I'm building a simple application that requires login. At the moment I'm connecting to my database directly from my C# application however, the college network on which this will be used doesn't allow direct connections to MySQL for some reason. I decided to take a look at how I would do this from PHP instead. I've build a simple login form and tested it and it seems to work. However I have some questions and issues that need sorting out.
How would I first of all stop just anyone typing in the address of the PHP file and getting the data back?
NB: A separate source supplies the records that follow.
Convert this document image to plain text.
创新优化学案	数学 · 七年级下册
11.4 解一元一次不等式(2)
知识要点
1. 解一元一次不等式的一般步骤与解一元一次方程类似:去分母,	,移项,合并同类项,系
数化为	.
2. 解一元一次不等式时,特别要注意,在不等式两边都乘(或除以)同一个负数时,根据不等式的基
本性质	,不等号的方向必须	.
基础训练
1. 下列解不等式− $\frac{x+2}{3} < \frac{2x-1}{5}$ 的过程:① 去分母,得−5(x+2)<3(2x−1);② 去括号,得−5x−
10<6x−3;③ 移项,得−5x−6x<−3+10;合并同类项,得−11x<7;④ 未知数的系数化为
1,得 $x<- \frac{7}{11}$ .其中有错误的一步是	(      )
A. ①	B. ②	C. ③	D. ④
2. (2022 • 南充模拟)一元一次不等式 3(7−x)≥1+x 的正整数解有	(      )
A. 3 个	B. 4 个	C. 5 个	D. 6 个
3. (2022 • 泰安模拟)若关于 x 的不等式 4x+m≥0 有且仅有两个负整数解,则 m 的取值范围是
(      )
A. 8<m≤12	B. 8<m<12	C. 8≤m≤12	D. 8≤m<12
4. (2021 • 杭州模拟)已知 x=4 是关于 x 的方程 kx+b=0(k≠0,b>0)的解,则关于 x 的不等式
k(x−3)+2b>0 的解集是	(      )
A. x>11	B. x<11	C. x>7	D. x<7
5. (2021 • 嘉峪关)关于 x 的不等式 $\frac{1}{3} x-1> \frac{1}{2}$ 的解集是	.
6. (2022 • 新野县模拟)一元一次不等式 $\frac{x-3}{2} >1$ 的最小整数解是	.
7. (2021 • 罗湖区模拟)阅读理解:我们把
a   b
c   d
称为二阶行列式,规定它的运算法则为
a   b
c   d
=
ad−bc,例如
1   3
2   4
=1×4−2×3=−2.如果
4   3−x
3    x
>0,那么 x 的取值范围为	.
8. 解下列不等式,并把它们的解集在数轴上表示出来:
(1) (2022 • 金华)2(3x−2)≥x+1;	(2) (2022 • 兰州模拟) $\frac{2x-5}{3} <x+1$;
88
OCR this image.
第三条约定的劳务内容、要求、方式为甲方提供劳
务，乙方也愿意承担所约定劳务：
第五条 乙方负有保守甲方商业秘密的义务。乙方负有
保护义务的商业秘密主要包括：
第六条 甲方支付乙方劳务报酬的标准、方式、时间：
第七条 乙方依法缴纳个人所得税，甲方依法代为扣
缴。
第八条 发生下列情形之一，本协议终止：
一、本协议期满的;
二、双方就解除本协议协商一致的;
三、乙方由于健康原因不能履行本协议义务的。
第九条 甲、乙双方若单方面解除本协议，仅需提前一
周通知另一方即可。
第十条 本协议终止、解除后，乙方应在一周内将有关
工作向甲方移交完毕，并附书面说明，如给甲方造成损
Second, how will I be able to get multiple results back? Let's say I make a PHP file that gets all of the user's files and stores them in the C# application, how do I actually parse this from the PHP file?
Here is an example of a login.php file I would have on the server:
<?php
include("connect.php");
$username = mysql_escape_string($_GET['username']);
$password = mysql_escape_string($_GET['password']);
$squery = mysql_query("SELECT * FROM users WHERE username='$username'");
$query = mysql_fetch_array($squery);
$rowcount = mysql_num_rows($squery);
if($rowcount == 1)
{
if($password != $query['password'])
echo'Password errata';
else
echo 'Login avvenuto';
}
else
echo 'Account non registrato';
?>
And here is the code I'd use on C# to access the PHP file:
string Reply = new WebClient().DownloadString("http://127.0.0.1/ClipCloud.Service/account_auth/login.php?username=" + textBox1.Text + "&password=" + textBox2.Text);
switch (Reply.ToLower())
{
case "account non registrato":
{
MessageBox.Show("Account not registered!");
break;
}
case "password errata":
{
MessageBox.Show("Password error!");
break;
}
case "login avvenuto":
{
MessageBox.Show("Login happened!");
break;
}
default:
{
MessageBox.Show("Error with the remote server, please let try again later!");
break;
}
}
Sorry if this question is a bit confusing, I basically just need to know how to correctly manipulate a database with PHP using C# with correct security in place.